As I say, other people will give more enlightened answers than me hopefully. I have found the bow method works less well unless I have everything balanced in the set up, so it doesn't work as well when I fish with my 1.75lb Barbel rods as the bow does not put a bend in the tip so much and I haven't been setting the feeder up in the same way with a stop above it.

Other people will answer much better than me, as I've only just got to grips with it myself, but it was a revelation to me.

On a 'fast' flowing river like the Severn, I fish with a visibly slack line, as in... you can see the bow before it enters the water. It still puts a bend in the suitably rated quiver tip.

Your questions are basically things I've wondered about myself

1) The stop above the feeder seems to help for me, you could probably fish without it, but I imagine this helps to dislodge the feeder on the bite, giving you a drop back bite.
2) Do you mean hooklength? I go for around 2' (more like 3' on the Severn) and shorten up if missing bites, lengthen it if not getting bites as a general rule.
3) It will work with a bomb, but as you say you've got to feed it right, and I'd use a stop too. I use a snap link swivel so can change from feeder to bomb should I wish.

As I say, other people will give more enlightened answers than me hopefully.
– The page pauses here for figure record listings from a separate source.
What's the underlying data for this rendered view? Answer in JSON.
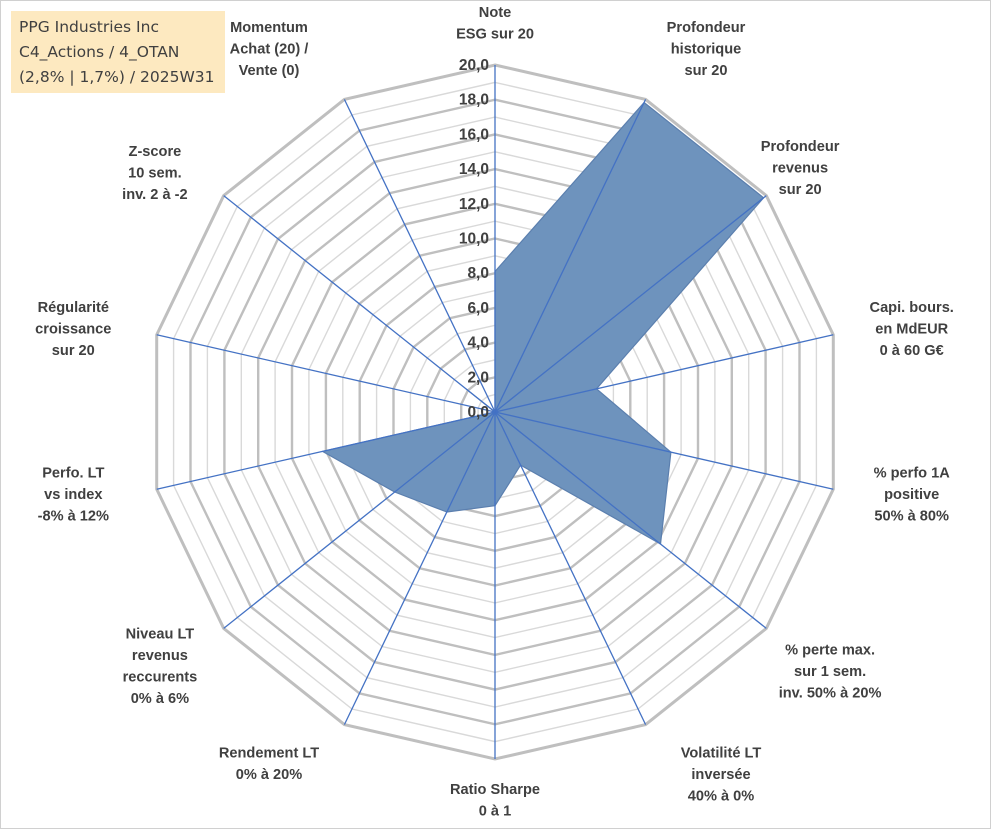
{
  "title_box": {
    "line1": "PPG Industries Inc",
    "line2": "C4_Actions / 4_OTAN",
    "line3": "(2,8% | 1,7%) / 2025W31"
  },
  "chart_data": {
    "type": "radar",
    "title": "",
    "rmin": 0,
    "rmax": 20,
    "tick_step": 2,
    "ticks": [
      "0,0",
      "2,0",
      "4,0",
      "6,0",
      "8,0",
      "10,0",
      "12,0",
      "14,0",
      "16,0",
      "18,0",
      "20,0"
    ],
    "grid": true,
    "axes": [
      {
        "label": [
          "Note",
          "ESG sur 20"
        ],
        "value": 8.1
      },
      {
        "label": [
          "Profondeur",
          "historique",
          "sur 20"
        ],
        "value": 19.8
      },
      {
        "label": [
          "Profondeur",
          "revenus",
          "sur 20"
        ],
        "value": 19.8
      },
      {
        "label": [
          "Capi. bours.",
          "en MdEUR",
          "0 à 60 G€"
        ],
        "value": 6.0
      },
      {
        "label": [
          "% perfo 1A",
          "positive",
          "50% à 80%"
        ],
        "value": 10.4
      },
      {
        "label": [
          "% perte max.",
          "sur 1 sem.",
          "inv. 50% à 20%"
        ],
        "value": 12.2
      },
      {
        "label": [
          "Volatilité LT",
          "inversée",
          "40% à 0%"
        ],
        "value": 3.4
      },
      {
        "label": [
          "Ratio Sharpe",
          "0 à 1"
        ],
        "value": 5.4
      },
      {
        "label": [
          "Rendement LT",
          "0% à 20%"
        ],
        "value": 6.4
      },
      {
        "label": [
          "Niveau LT",
          "revenus",
          "reccurents",
          "0% à 6%"
        ],
        "value": 7.4
      },
      {
        "label": [
          "Perfo. LT",
          "vs index",
          "-8% à 12%"
        ],
        "value": 10.2
      },
      {
        "label": [
          "Régularité",
          "croissance",
          "sur 20"
        ],
        "value": 0.0
      },
      {
        "label": [
          "Z-score",
          "10 sem.",
          "inv. 2 à -2"
        ],
        "value": 2.1
      },
      {
        "label": [
          "Momentum",
          "Achat (20) /",
          "Vente (0)"
        ],
        "value": 0.0
      }
    ],
    "colors": {
      "fill": "#6e93bd",
      "edge": "#5b7fae",
      "axis": "#4472c4",
      "grid_major": "#bfbfbf",
      "grid_minor": "#d9d9d9"
    }
  }
}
I have found the bow method works less well unless I have everything balanced in the set up, so it doesn't work as well when I fish with my 1.75lb Barbel rods as the bow does not put a bend in the tip so much and I haven't been setting the feeder up in the same way with a stop above it.
Thank you for the reply. (y)
Regarding the length of line between the ledger stop and the hook, I mean to include the actual hooklength and any main line above it but below the stop. In the 1960s and 70s some hooks to nylon had a 'yard bottom'. I used to put the stop just above the yard bottom of the hooklength, which we then called the tail.
Most of my hooklengths that I tie today are either 12 or 6 inches, so to leave 2 feet between the ledger stop and the hook, I would need to position it about 1 foot up the mainline?
The Nene isn't fast flowing unless in flood, however it moves along at a steady walking pace after some decent rain.
 

Zerkalo

Regular member
Site Supporter
Joined
Jul 4, 2019
Messages
15,960
Thanks for replying, Alex. I basically wish I'd listened to advice and fished the bow earlier, but fishing with almost 'bolt rigs' for Barbel, I was still getting 'pull' bites more often than not. It was when I tried fishing a lighter Black Cap maggot feeder with the 'stops' rig, and on a lighter feeder rod that it finally clicked for me.

I've no real experience of feeder fishing on slower moving waters, but what impressed me about 'the bow', was that you can still see rattles on the tip from small fish, then a proper bite will be a pull followed by a drop back and 9 times out of 10 a fish will be on. I'd reckon though if there are too many and too small fish you will still be likely to get a lot of un-hittable bites, but this way you know that when the tip drops back a fish should be on.

I tie my hooklengths on the bank these days so can easily choose the length on the day.